This is not a dramatic book. It doesn't have a plot or strong characters, and nothing much really happens. It sounds academic and in a way it is - you will learn things about poetry as you read - but it's written in a very chatty way so it's easy to read. That said, the only thing the book really hooked me on was the way the narrator spoke about the famous poets. We get insights into the lives of Poe, Longfellow, and a whole host of poets, as the well-read Chowder pontificates on their lives and work.
What's not so great to read is everything else. Chowder's home life is very ordinary and his "crisis" with his relationship is very ordinary - she's asking for a break, some time away, but in the end they get back together. His "crisis" over the poetry introduction is ongoing until the end when he writes it. So in effect, there are a lot of mountainous molehills that make up the bulk of the book.

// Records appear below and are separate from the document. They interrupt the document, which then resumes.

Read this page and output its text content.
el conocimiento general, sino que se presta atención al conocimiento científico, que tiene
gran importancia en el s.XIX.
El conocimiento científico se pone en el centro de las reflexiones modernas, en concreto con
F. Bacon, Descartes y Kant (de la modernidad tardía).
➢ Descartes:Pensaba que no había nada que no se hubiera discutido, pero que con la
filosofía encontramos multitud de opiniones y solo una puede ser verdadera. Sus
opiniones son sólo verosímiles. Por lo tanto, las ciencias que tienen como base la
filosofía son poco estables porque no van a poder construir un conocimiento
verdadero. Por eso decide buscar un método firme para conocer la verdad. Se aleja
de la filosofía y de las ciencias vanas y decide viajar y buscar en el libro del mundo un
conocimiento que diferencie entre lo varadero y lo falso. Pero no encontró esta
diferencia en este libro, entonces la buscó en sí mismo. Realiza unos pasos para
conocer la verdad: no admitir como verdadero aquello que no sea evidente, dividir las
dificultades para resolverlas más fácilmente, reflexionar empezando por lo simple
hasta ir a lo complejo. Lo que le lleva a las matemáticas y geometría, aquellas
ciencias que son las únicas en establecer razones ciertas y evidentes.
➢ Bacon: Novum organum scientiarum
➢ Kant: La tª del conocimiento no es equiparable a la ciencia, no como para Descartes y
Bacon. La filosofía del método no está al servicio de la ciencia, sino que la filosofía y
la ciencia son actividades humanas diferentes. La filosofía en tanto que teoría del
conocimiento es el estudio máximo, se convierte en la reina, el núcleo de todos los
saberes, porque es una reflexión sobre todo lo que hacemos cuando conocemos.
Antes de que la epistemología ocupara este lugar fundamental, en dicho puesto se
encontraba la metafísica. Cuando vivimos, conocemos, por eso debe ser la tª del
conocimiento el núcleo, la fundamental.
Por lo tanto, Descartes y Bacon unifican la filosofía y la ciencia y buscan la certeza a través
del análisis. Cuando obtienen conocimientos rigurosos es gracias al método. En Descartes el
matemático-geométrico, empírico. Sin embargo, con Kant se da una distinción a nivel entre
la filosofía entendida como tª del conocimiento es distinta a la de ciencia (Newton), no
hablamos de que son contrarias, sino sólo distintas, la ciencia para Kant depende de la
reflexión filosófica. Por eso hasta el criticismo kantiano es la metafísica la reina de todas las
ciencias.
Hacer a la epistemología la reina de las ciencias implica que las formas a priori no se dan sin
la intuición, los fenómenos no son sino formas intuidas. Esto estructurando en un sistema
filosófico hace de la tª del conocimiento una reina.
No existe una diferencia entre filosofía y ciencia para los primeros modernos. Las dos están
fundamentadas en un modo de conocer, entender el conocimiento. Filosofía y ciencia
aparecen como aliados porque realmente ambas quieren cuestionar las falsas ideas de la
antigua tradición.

I like Nicholson Baker's attempts at poetry - "Today the clouds have been sprayed on the sky with a number 63 narrow-gauge titanium sprayer tip" (p.138) - and overall Chowder is a genial, amiable narrator whom you want to succeed. It's just that when you finish you wonder what it was all about - a poet struggling to write an introduction to a poetry anthology: this counts? Strange what gets published and what gets read, isn't it? Baker's latest "House of Holes" is a much more interesting book I'd point readers to. If, like me, there's limited choice in reading material, "The Anthologist" is your choice in a "that'll do, pig" kind of way.